Movie Reviews by Toby White and Alice Castle
Starring: Andie MacDowell, Imelda Staunton, Anna Chancellor, Kenny Doughty
Director: John McKay
Review by Toby White
Amongst the reams of studio movies that proliferate our screens and the lesser but daring indie flicks that occasionally receive airtime, every so often comes along a film that makes one wonder how it managed to get out there. I’m not implying that these are bad necessarily; on the contrary, CRUSH is a great film. In fact, it’s because it’s a great film that makes it a bit of an anomaly. You see, it’s an indie film, yet has all the hallmarks of a well-made, solidly cast, high production value studio piece – which makes one wonder why it was never picked up and made by the big boys at the script stage. And better for it that it wasn’t, in fact.
Story-wise, it’s an original spin on a well-worn genre: the romantic comedy. Kate (MacDowell) is a headmistress of a girls’ preparatory school in the Cotswolds in the English countryside. She meets one of her ex-pupils, Jed (Kenny Doughty), and the two embark on a passionate love affair that culminates in their imminent announcement of marriage. Naturally, there’s uproar, the most part from her two friends, Molly (Anna Chancellor) and Janine (Imelda Staunton). It’s just not the done thing for a 40-something in such a close rustic community to enter into such a scandalous affair. That said, more out of jealousy than social consciousness – they originally bonded by their mutual failures in love and relationships – Molly and Janine set about to rock Kate’s boat.
The result is a delightful comedy with tragic elements and bittersweet home truths that is striking in its maturity. I say this because John McKay, the writer-director, is a first-timer and a young man at that. His analysis, therefore, into the exigencies of desperate 40-something women is clever and insightful. It makes those young men of us look forward to meeting similar single and desperate forty-somethings if these women are anything to go by. But I digress. Now, if you’re expecting a flourish of a first time director pulling out all the stops I must warn you that there’s no visual flair to this film, no fancy gimmicks, camera work or effects trickery – save the odd quirky flashback moment – just a wonderful story, well played and executed with a modesty that other more experienced film-makers could even learn from. Perhaps this is why the big boys never took it on.
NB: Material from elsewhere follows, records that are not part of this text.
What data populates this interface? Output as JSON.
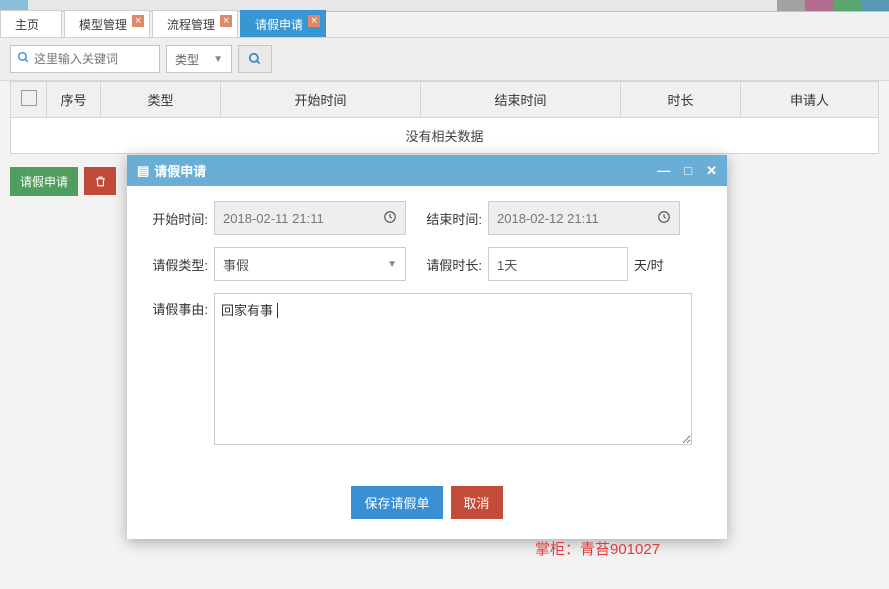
{
  "tabs": [
    {
      "label": "主页"
    },
    {
      "label": "模型管理"
    },
    {
      "label": "流程管理"
    },
    {
      "label": "请假申请"
    }
  ],
  "filter": {
    "search_placeholder": "这里输入关键词",
    "type_label": "类型"
  },
  "table": {
    "headers": {
      "index": "序号",
      "type": "类型",
      "start": "开始时间",
      "end": "结束时间",
      "duration": "时长",
      "applicant": "申请人"
    },
    "empty": "没有相关数据"
  },
  "actions": {
    "apply": "请假申请"
  },
  "dialog": {
    "title": "请假申请",
    "labels": {
      "start": "开始时间:",
      "end": "结束时间:",
      "type": "请假类型:",
      "duration": "请假时长:",
      "reason": "请假事由:"
    },
    "values": {
      "start": "2018-02-11 21:11",
      "end": "2018-02-12 21:11",
      "type": "事假",
      "duration": "1天",
      "reason": "回家有事"
    },
    "unit": "天/时",
    "buttons": {
      "save": "保存请假单",
      "cancel": "取消"
    }
  },
  "watermark": "掌柜：青苔901027"
}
Admittedly, there are elements that don’t quite hit the mark, making farcical certain situations that ultimately then lack any plausibility but then underneath it all, this is a comedy and comedy is often the hardest thing to get right because there are so many opinions on what is funny. But there’s more to this than a few hit and miss gags. What’s important here is that from the moment you sit down in the cinema, there’s something about this film that is just so absorbing – the moods one goes through watching this, compounded by pitch-perfect performances just make for utterly engaging viewing. One scene in particular sets the tone, the moment Kate falls in love with Jed as he demonstrates how he can affect his audience’s emotions by the way he plays his organ. I should say at this point that he is the organist in the local church.
Review by Alice Castle
A forty-something female buddy movie written by a man – not an obvious recipe for success – but what’s been described as ‘sex in the Cotswolds’ is funny in parts. Kate (Andie MacDowell), a headmistress, Janine (Imelda Staunton), the local police chief and Molly (Anna Chancellor), a GP, get together once a week to bemoan the lack of men in their lives. As they pass round the chocs and red wine, the three decide who should win ‘the saddo of the week award’, discussing past loves and potential new partners. Kate usually wins the prize, being the least adventurous of the three in terms of amorous adventure, but all that is about to change.
Meeting former pupil Jed, an organist in the local crematorium, Kate finds herself falling in love with the most unsuitable of partners and finds herself the victim of lots of ‘organ’ type jokes. Both female friends – and national statistics in fact – condemn the love affair. Only the other week a report was published which says that large age gaps between a woman and a younger man signals zero success in the relationship department. But Kate is undeterred and before long the prissy headmistress is embroiled in a passionate love affair with a cardboard cut-out toy-boy. Her friends though set out to wreck the relationship before anybody gets hurt.
The best thing about this film is the gorgeous English rural landscape, no doubt selected for the American audience, though it didn’t seem to work for Helen Mirren and Sid Owen in GREENFINGERS last year. Anna Chancellor is great as the bitchy best friend, and Andie suitably fragrant in linen pastels, tendrils of hair making her more rose-like than the two supporting English actresses. As The First Wives Club becomes Three Women And A Baby the film rather irritated me. Why should three such intelligent women feel so incomplete without a man and an infant suckling at their bosom?